Spring time means that snakes are coming out in search of some sun. Here are some tips provided by survival expert, Bob Cooper.

  • Do not approach a snake: it doesn’t know what your intention is, and that you are just observing or trying to help.
  • You can make a snake very scared by pointing and waving your arms in the air above the snake, so instead, keep your movements calm and slow.
  • Don’t ride over or too close to a snake as they will strike a moving bike.  Killing them is illegal and can attract heavy fines. 
  • Your boots will help protect your legs, but if you fall near one move away slowly and keep low to avoid casting a shadow over them.

There are 8 species of venomous snakes in Australia that are considered to have life-threatening venom. Fortunately these belong to one group of snakes known as elapids, meaning they have fixed front fangs. The average length would be 4-6mm on a metre long snake and up to 12mm on a very large snake. These relatively small fangs means that by wearing your riding boots and motorcycle protective gear you can greatly decrease the chance of a snake successfully piercing you skin.

In the event of a bite Bob Cooper advocates the pressure and immobilisation technique (PIT) as the most effective first-aid treatment for all venomous land and sea snake bites in Australia and other elapid snakes worldwide. 

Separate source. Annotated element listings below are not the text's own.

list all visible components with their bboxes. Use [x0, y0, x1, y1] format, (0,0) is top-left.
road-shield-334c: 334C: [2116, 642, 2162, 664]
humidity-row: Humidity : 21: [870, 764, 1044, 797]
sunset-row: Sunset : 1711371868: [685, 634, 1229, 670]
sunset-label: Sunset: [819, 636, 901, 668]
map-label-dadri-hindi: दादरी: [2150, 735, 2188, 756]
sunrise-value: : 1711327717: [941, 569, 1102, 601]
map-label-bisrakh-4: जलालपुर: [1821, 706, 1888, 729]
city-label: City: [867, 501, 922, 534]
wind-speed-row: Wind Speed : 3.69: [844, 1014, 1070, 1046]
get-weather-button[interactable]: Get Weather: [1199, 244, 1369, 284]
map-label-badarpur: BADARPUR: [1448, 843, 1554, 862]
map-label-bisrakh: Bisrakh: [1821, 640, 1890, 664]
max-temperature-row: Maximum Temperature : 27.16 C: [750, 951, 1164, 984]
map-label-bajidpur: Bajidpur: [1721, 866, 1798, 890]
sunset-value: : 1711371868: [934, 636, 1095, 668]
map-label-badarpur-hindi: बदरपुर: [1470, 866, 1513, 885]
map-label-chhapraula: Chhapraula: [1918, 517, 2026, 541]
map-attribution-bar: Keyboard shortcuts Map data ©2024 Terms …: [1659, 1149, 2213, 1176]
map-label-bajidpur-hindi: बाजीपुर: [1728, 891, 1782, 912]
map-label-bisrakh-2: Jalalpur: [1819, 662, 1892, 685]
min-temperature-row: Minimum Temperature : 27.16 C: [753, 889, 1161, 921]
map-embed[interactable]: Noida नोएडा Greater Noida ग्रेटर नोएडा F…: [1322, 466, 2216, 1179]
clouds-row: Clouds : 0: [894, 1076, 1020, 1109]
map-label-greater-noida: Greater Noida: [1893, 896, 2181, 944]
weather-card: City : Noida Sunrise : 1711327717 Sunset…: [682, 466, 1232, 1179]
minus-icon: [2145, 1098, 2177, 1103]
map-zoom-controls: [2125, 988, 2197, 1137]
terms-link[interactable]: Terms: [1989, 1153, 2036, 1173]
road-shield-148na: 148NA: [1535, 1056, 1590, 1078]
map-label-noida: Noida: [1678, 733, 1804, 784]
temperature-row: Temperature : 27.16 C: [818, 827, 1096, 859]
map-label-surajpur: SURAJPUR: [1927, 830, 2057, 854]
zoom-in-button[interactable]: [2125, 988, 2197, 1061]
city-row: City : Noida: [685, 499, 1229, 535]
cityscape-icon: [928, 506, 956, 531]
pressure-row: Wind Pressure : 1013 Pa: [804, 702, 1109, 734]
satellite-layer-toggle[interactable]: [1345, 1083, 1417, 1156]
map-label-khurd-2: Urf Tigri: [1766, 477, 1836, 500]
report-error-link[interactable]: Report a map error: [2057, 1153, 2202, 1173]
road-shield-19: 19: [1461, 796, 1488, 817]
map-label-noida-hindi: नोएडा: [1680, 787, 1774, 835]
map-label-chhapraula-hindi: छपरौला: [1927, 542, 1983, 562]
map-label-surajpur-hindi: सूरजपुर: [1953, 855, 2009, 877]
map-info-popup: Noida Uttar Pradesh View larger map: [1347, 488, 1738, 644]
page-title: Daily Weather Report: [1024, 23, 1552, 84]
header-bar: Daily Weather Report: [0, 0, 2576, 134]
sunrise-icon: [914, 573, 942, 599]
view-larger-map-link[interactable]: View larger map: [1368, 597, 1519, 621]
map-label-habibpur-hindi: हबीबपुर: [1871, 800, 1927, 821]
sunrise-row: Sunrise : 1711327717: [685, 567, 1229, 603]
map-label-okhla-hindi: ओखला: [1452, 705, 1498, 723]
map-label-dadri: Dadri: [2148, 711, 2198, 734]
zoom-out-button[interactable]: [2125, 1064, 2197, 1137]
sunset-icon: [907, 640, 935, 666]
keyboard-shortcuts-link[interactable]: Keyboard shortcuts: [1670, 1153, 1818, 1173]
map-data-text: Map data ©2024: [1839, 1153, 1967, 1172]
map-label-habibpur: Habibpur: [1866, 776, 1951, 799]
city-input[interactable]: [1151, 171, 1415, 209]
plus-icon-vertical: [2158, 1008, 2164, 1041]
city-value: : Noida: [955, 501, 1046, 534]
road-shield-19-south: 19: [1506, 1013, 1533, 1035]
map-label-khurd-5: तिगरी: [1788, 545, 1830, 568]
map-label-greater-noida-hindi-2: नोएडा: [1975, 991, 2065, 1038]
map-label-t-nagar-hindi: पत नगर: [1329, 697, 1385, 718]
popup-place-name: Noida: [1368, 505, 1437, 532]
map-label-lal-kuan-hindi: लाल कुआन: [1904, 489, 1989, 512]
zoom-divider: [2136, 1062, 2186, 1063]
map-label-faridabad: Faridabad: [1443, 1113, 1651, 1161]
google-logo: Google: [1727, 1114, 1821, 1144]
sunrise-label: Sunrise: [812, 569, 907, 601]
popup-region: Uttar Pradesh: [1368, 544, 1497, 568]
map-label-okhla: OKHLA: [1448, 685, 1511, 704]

Says Bob: "The short fangs of the elapid snake deliver the venom into our lymphatic system and not directly into our blood stream. The bandaging slows the venom movement and absorption rate down to as much as one twentieth, buying the victim much more time to get to hospital.” 

The Pressure Immobilisation Technique (PIT) is recommended for the application to bites and stings in the following creatures: burrowing snakes, funnel web spiders, blue ringed octopus, and cone shells.

You need 3 x 10 cm compression bandages that can maintain the correct pressure and will remain tight. If the victim is bitten or stung on a limb, apply a broad pressure bandage about 20cm above the bite and wrap downwards. The bandage should be firm and tight – you should be unable to easily slide a finger between the bandage and the skin. 

Apply the 2nd pressure bandage, where the first ended wrap upwards upward covering as much of the limb as possible. 

The 3rd bandage should cover the rest of the limb until it reaches the body. The purpose of this bandage is to further restrict lymphatic flow and assist immobilisation. Mark the spot of the bite, keep the patient as still as possible and get help!